Hamnet

Maggie O'Farrell

Fiction 2020 | 305 pages

four-hearts

Pardon me if this is too much information, but I am going to share a "hint" for reading this book.  There are two timelines, but, IMHO, the author does not distinguish them very well in the beginning chapters.  The primary timeline is the story of the twins Hamnet and Judith, 11 years old, their older sister Susanna, their mother, Agnes, and their father.  The year is 1593.

The second timeline occurs 15 years earlier and revolves around Agnes meeting and marrying her husband, the Latin tutor and glover's son.  Agnes's brother Bartholomew plays a major role, and there are other siblings and extended family members.

O'Farrell never names Agnes's husband, but in the last few pages we become clear that he is in fact William Shakespeare.  Why she does not name him, I don't know ... it seems this sense of mystery is part of her style.  This ambiguity is confusing and stilted. (If you hear that Hamnet is about Shakespeare writing Hamlet, as I did, take that with a grain of salt.  That happens in the last 20 pages.  Hamnet is, however, a story about what might have led up to that historic literary event.)

The primary story considers two families, Agnes's, and the family of the man she marries. The relationships are intricate and many.  We gain deep insight into Agnes herself, who is the star of this tale, and the twins.  We also achieve significant glimpses of her husband and of her powerful and strong brother, Bartholomew.  A disappointment is how shallowly the author creates the character of the twins' older sister, Susanna.

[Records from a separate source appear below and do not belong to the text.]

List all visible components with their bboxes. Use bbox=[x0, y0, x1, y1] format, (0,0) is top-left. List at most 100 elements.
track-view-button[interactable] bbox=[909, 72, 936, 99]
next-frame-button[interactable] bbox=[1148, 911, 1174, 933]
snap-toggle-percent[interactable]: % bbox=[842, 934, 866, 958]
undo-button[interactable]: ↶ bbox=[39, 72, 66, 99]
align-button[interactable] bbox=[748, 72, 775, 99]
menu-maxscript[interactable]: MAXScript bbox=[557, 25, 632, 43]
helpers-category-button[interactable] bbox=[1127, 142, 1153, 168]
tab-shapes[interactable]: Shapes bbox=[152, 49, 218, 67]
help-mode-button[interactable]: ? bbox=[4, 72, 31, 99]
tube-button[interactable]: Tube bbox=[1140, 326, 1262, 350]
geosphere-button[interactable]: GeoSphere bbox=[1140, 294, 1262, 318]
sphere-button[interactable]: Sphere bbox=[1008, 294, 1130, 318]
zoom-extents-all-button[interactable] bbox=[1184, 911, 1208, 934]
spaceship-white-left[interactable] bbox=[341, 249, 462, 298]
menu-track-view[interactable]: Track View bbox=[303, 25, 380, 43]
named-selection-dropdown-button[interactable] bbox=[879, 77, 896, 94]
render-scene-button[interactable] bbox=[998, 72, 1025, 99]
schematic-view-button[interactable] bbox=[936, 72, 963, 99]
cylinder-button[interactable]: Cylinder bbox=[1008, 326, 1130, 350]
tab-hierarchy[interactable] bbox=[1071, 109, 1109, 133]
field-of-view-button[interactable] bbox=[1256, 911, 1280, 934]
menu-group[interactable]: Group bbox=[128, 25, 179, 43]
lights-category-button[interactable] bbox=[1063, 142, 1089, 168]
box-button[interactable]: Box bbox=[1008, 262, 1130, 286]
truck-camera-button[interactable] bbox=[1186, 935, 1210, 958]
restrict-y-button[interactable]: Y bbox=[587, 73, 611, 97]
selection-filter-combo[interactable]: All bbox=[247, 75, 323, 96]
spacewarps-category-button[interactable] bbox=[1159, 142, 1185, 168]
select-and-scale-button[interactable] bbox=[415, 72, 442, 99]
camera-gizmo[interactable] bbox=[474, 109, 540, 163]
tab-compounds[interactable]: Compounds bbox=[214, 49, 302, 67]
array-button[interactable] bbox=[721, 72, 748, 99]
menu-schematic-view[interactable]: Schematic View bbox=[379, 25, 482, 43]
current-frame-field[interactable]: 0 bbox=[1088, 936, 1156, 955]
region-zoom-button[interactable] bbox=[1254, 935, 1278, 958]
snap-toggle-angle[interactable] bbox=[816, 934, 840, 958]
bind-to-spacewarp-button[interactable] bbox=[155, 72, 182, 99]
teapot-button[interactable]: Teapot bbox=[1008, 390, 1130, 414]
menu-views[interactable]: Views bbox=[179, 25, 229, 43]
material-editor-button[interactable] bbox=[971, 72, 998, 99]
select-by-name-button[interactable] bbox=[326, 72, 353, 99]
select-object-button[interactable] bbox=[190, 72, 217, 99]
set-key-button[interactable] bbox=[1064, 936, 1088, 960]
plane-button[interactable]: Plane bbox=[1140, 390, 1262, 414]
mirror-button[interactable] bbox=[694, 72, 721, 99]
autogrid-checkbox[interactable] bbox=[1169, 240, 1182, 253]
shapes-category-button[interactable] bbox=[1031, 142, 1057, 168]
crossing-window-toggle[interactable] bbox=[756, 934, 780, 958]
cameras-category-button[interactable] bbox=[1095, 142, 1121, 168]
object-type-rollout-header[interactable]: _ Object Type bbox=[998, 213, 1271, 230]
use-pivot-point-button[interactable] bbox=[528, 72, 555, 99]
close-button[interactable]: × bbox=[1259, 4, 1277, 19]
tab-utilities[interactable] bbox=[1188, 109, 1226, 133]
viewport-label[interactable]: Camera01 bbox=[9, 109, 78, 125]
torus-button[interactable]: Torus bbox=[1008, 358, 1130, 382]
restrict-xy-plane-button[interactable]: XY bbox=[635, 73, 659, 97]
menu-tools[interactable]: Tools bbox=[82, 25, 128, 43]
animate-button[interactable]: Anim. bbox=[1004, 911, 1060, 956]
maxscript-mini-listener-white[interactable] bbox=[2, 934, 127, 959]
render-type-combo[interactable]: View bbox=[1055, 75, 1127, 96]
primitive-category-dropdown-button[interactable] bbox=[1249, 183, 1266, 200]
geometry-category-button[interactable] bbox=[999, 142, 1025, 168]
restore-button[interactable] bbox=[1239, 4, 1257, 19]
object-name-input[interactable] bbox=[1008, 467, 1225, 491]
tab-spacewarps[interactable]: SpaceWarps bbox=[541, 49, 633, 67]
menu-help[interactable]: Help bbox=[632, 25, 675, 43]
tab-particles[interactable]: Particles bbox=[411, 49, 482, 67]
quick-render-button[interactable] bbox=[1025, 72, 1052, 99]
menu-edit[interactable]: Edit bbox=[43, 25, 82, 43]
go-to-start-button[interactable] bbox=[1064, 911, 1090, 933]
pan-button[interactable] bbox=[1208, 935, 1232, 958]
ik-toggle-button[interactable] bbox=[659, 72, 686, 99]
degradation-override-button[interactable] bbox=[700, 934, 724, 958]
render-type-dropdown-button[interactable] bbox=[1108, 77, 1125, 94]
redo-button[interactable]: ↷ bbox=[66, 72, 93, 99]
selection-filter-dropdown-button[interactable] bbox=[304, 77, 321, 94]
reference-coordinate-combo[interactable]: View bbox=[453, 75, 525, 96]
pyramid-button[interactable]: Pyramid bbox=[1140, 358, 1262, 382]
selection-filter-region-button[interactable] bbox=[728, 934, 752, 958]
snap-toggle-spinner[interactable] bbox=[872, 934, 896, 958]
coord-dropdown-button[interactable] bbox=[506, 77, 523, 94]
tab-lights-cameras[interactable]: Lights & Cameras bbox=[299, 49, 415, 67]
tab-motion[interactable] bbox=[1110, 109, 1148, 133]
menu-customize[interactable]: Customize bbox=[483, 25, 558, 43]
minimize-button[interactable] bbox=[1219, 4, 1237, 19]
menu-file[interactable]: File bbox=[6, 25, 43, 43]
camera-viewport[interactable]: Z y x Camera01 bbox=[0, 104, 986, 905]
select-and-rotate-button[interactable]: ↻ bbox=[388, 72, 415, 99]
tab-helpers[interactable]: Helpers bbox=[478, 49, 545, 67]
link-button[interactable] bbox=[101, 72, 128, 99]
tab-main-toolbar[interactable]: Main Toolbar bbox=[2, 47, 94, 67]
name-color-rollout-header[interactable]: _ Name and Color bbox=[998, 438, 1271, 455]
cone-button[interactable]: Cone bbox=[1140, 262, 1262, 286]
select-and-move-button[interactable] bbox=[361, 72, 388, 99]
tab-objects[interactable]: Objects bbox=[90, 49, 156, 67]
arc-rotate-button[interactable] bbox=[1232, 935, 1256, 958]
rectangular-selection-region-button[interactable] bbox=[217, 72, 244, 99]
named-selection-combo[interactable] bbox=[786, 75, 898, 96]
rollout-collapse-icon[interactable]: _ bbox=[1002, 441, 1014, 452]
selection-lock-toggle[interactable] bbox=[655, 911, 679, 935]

Agnes, as well as her twins, Hamnet and Judith, have paranormal powers. Agnes can see the heart of a person, and glimpses of their future, by holding tight to their hand between the thumb and forefinger. Hamnet and Judith are so bonded from their time together sharing a uterus to the present day, that they can be confused, one for the other, and they are capable of assuming each other's emotions, sensibilities, desires, and yes, even their lives.

This is an engrossing and intellectually smart story, with a view of the times, the Black Plague, and the interesting twist of a little paranormal behavior.  I recommend this Casting Crew June Book Club read.  Thank you for suggesting it, Bev.